Use something else for the log?

Hoverbear / old-raft-rs

[Incomplete] A Raft implementation in Rust

https://hoverbear.github.io/raft-rs/raft/

MIT License

266 stars 41 forks source link

Use something else for the log? #4

Closed Hoverbear closed 9 years ago

Hoverbear commented 9 years ago

This by @TyOverby would probably be useful instead of doing JSON -> Base64.

It might be worthwhile to look into the possibility of bincoding a Vec<(u64, T)> and somehow syncing it to disk instead of doing it line by line. One downside of this is that we'd need to keep the entire log in memory, and that sucks!

TyOverby commented 9 years ago

Is there a reason that you want the data to be line-separated? If you treat this file as just a binary blob, you could skip the Base64 step and get good performance and compression (if you want compression).

Hoverbear commented 9 years ago

@TyOverby There is no particular reason! One concern with the approach of a blob is you'd have to store the entire thing in memory to work with it.

TyOverby commented 9 years ago

If the entries that are being stored are constant in size, then you could seek to the entry_size * i byte in the file and then read from there.

If that isn't an option, you could have two files. One with a binary blob, one with a hashmap of EntryNumber to Position, where position is a byte offset into the file.

With either of these, reads and writes will be absurdly fast, as you don't need to scan through the lines, and you just deserialize the entries that you want.

Hoverbear commented 9 years ago

@TyOverby Hmm, I don't think I can make a constant size assumption, I'm trying to keep the library as generic as possible!

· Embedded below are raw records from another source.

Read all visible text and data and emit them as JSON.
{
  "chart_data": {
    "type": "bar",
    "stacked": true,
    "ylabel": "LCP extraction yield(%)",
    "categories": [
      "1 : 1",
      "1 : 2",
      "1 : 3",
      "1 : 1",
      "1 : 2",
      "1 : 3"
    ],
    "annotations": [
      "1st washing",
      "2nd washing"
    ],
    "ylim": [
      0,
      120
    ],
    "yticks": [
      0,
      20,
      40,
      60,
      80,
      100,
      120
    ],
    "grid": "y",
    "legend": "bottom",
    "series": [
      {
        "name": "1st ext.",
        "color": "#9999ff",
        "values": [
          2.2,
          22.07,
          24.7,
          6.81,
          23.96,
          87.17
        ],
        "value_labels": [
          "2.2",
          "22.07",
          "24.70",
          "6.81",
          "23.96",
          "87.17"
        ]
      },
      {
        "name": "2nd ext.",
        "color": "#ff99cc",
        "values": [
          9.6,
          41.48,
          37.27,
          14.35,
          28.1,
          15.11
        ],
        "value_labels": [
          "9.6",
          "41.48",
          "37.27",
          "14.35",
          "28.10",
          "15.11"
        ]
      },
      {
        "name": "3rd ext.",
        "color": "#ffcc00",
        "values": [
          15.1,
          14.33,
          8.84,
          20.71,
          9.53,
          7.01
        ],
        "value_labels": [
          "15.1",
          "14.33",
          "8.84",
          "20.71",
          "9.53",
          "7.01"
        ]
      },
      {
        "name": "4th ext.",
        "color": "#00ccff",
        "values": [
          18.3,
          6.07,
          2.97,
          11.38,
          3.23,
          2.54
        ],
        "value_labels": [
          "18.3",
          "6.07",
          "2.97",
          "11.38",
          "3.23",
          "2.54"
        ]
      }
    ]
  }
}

The hashmap idea is really clever, I like it! I guess you could presumably store the hashmap in memory even since it would be a constant (u64, u64), or at least a good hunk of it. Since most updates to the hashmap would be fairly small, is there a good way to "sync" the file?

TyOverby commented 9 years ago

Yeah, you would want to leave the "hashmap" in memory. On disk, it would probably be a list of (u64, u64). Because (u64, u64) is constant size, you can use direct-indexing into that if you wanted to do an update, and appending to it would be as easy as appending to the file.

I'm not sure that this is the most elegant way to do things. A database is probably much more suited to the task.

zslayton commented 9 years ago

@Hoverbear, have you looked at using a key/value storage engine like LevelDB, LMDB or WiredTiger? I'm unsure of whether those have Rust bindings in crates.io yet, but if they do I think they'd suit your use case. They're all built on more or less the same core API that lets you:

Create / reopen a file
Store a value of (mostly) arbitrary length for a key
Retrieve the value for a given key
Retrieve a collection of values for a given range of keys (a fast operation as things are stored ordered by keys)

In your case, the keys would be line numbers and the values would be the line contents. Everything would be written to a single file per log with no requirement to maintain an in-memory data structure -- you could allow the log to outgrow RAM.

Hoverbear commented 9 years ago

@TyOverby Yes I think that might be the right solution, I just need to pick something simple and embedded since I have fairly limited requirements.

@zslayton Yes this was discussed on Reddit!. It looks like there are LMDB bindings. Thank you!

I think that finding some sort of embedded database that is simple and cheap enough is the way to go.

viperscape commented 9 years ago

redis-rs might be worth a look too.

jakejscott commented 9 years ago

There's also these bindings to LMDB https://github.com/vhbit/lmdb-rs

Hoverbear commented 9 years ago

@danburkert had some awesome ideas here and contributed a patch.